Future Shorts Film Festival: Global Film Network Comes to Cairo

On Saturday January 14th, Cairo will become
number 132 on the list of networked cities that have come to share the best
short films from around the world under the Future Shorts banner. Describing
their events as ‘pop-up’ film festivals, Future Shorts has been built on the principles
of accessibility, autonomy and innovation. As a network, the Future Shorts Film
Festivals champion the best short films from around the globe and circulate
them to participating cities.  

Four film enthusiasts, Salma and Kareem El-Shaffei, Sara El
Adl and Mostafa Talaat, have brought the Future Shorts matrix to Cairo for what
will hopefully be the first of many events to come. The inaugural festival
couldn’t have come at a better time as co-organiser Kareem El Shaffei testifies
in their press release: ‘When the
revolution took place there was a natural yet unexpected surge of artistic expression
that had been suppressed. This is the best time to bring the world’s biggest
pop-up film festival to Egypt – everyone is thirsty for art.’

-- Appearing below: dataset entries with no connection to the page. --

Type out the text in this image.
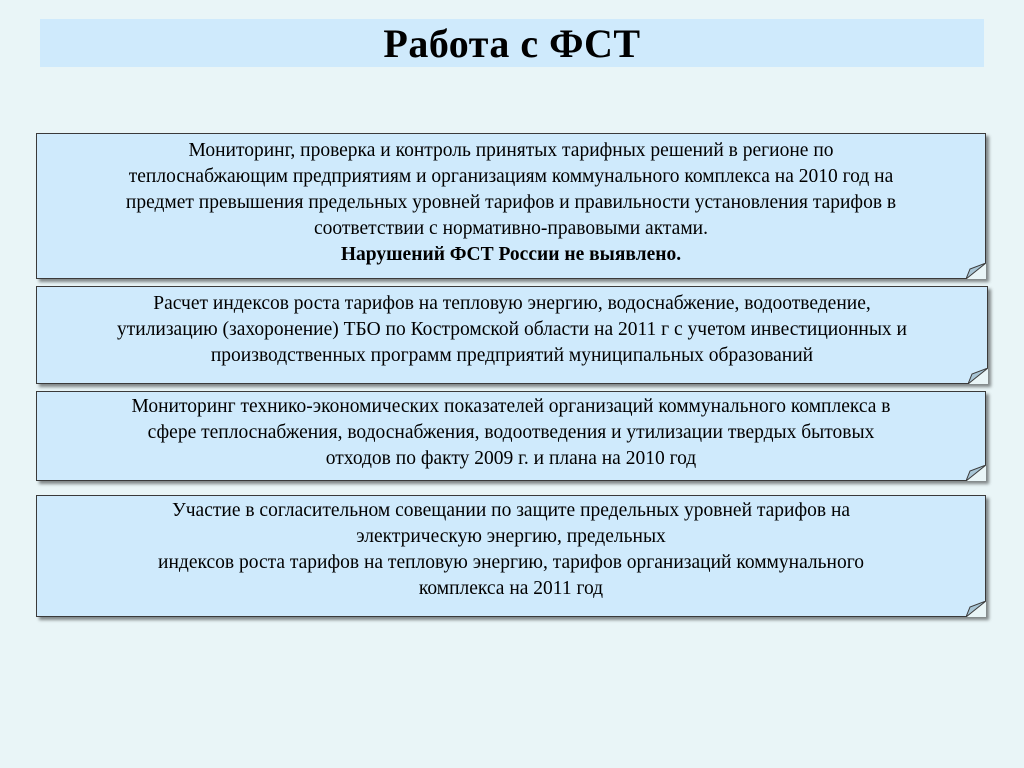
Работа с ФСТ

Мониторинг, проверка и контроль принятых тарифных решений в регионе по

теплоснабжающим предприятиям и организациям коммунального комплекса на 2010 год на

предмет превышения предельных уровней тарифов и правильности установления тарифов в

соответствии с нормативно-правовыми актами.

Нарушений ФСТ России не выявлено.

Расчет индексов роста тарифов на тепловую энергию, водоснабжение, водоотведение,

утилизацию (захоронение) ТБО по Костромской области на 2011 г с учетом инвестиционных и

производственных программ предприятий муниципальных образований

Мониторинг технико-экономических показателей организаций коммунального комплекса в

сфере теплоснабжения, водоснабжения, водоотведения и утилизации твердых бытовых

отходов по факту 2009 г. и плана на 2010 год

Участие в согласительном совещании по защите предельных уровней тарифов на

электрическую энергию, предельных

индексов роста тарифов на тепловую энергию, тарифов организаций коммунального

комплекса на 2011 год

Twenty-five year-old art buff El –Shaffei hits on two
important notes. While there has never been a shortage of creative energy in
Egypt, there’s no doubt that prior to last January, it was seldom celebrated and
the product of said creativity was never more than fleeting in exposure.

Film in particular has suffered for one reason or another;
lack of funding and subsequent lack of mainstream interest being the two main
reasons. This is where short films come in. As a platform, the short film is an
art unto itself. Filmmaking is the most financially demanding of artistic
pursuits, but the creative span of short film allows much more. Exposure to a
huge network like Future Shorts can breathe life into young filmmakers. More
than just having access to some world class award-winning films; it can inspire
and motivate.

One of the films to be screened on Saturday is Mohamed
Hammad’s Ahmar Bahet (Pale Red),
which won Best Short Film honours at the Alexandria Film Festival and the Kazan
Film Festival in 2011. The film follows Shaimaa as she struggles through sexual
adolescence. Usually, a film like this might otherwise be dismissed as peripheral,
but the fact that it has been picked up internationally and subsequently by
Future Shorts should serve as a mark of progress.

Also being screened at the event is The Eagleman Stag, a BAFTA-winning stop-motion film that also
picked up honours at the Los Angeles Film Festival, and Oscar-winning God of Love; a quirky comedy about a
love-struck darts player who gets a hold of love-inducing darts, as well as Argentinian surrealist film Luminaris.

Revolution or not, El Shaffei is right about one thing; now
is the time for filmmakers in Egypt to take heed from their equals abroad.

Future Shorts will take place at Amuse in Zamalek,
and the evening will open with a live performance by folk-rock singer Nadya
Shanab. Tickets cost 75LE and are available at the Maadi, Zamalek and
Heliopolis branches of Diwan, or you can book via Tazkarty.